“If I spoke about it – If I did – what would I tell you, I wonder? Would I tell you about the time...? It happened a long time ago – in the last days of a fair Prince’s reign... Or would I tell you about the place? A small city near the coast but far from everything else... Or would I tell you about her? The princess without voice...”
These are the opening lines to Guillermo del Toro’s The Shape of Water, and they seem to promise us a traditional fairy tale, but the director very quickly disabuses us of any notion that this is a film for all the family. Within minutes of being introduced to her, we see Eliza (Sally Hawkins) masturbating in the bathtub – a daily morning ritual, it seems – and later there are many gruesomely violent sights in store for us, from one man’s nearly severed fingers growing black and pungent with infection to someone being dragged across the ground by a finger hooked through the bloody hole in his cheek. No, The Shape of Water is definitely not for kids.

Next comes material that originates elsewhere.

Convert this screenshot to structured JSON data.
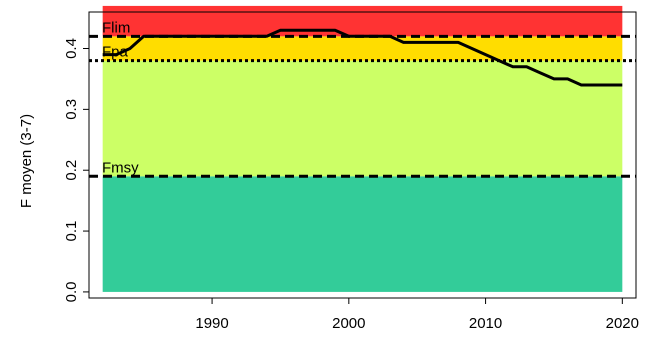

And yet, there is something inherently childish about del Toro’s film. Perhaps the director believes that he is making a mature work by filling it with sex, violence and swearing, but I’d rather see some maturity in his storytelling, some hint of moral shading or ambiguity. The Shape of Water exists almost entirely on the surface; a high-concept premise executed in the most basic way. The film asks us to buy into a fantastical romance but it doesn't put in the ground work required to give that relationship a genuine emotional resonance, and del Toro relies too heavily on his extremely talented cast to transcend the one-dimensional characterisations he has given them and invest the film with something that feels real. To their credit, they almost get it there.
A lot of that weight rests on Sally Hawkins' slender shoulders. As the mute heroine, who dances around in private moments with images of classic films swimming in her mind, it would have been easy for Hawkins to overplay the winsome innocence and become cloying, but there's a quiet determination and a vital flintiness in her performance. When the villainous Colonel Strickland (Michael Shannon) attempts to intimidate her, she responds with a knowing smile before signing F-U-C-K-Y-O-U to score a silent victory over this tyrant. Hawkins can't really sell her attraction to the fish/man creature that's at the heart of The Shape of Water, though. She might have been capable of this feat given ample time, but del Toro rushes through the various stages in the relationship with indecent haste. Within the first 45 minutes of the movie she has moved from wanting to feed the merman eggs and communicate with it, to taking it home and having sex with it. Where exactly does this desire spring from? Doesn't she feel any trepidation, despite seeing it sever a man's fingers and eat a cat?
Everyone in The Shape of Water moves on straight lines, clearly delineated as good guys and bad guys. Michael Shannon is an actor capable of nuance but del Toro doesn't ask him to provide any. He and his superior General Hoyt (Nick Searcy) are the real monsters of the film, representing American authority figures terrorising the band of outsiders (a freak of nature, a mute woman, a black woman and a gay man) whom we are encouraged to cheer for. The one character who alters in our perception is Michael Stuhlbarg, as an initially shifty scientist who is subsequently revealed to be on the side of the angels, but he’s stuck in a useless Soviet subplot that has little to do with the main narrative. The lurking Red Menace just feels like another ‘60s Americana trope that del Toro is adding to the background of his film like it's just another piece of production design; like the handsome, smiling guy in a diner who is revealed to be both homophobic and racist in the space of 30 seconds in a laughable scene.
Del Toro’s scripts often feel like they are lagging some distance behind his direction. The Shape of Water is as lovingly designed as you'd expect it to be (even if I found the insistent green/red colour scheme to be a little drab and tiring), and he pulls off some beautiful individual moments. I loved the bookending shots of Eliza floating in water, and the charming, intimate scenes in which she and her neighbour Giles (a wonderful Richard Jenkins) are captivated by old movies on TV, but these are just isolated moments of inspiration in a film that often feels pedestrian and frustratingly sloppy in its storytelling. I couldn’t watch Eliza fill her bathroom with water without wondering why the floor didn’t give way, or pondering the damage caused to the cinema downstairs, and I couldn’t overlook the character inconsistencies and logical leaps necessitated by the film’s plotting in the final stages. I’m not asking for a fantasy movie to be watertight, but The Shape of Water is too easy, too complacent and too obvious to achieve the emotional force that I wanted to be swept away by.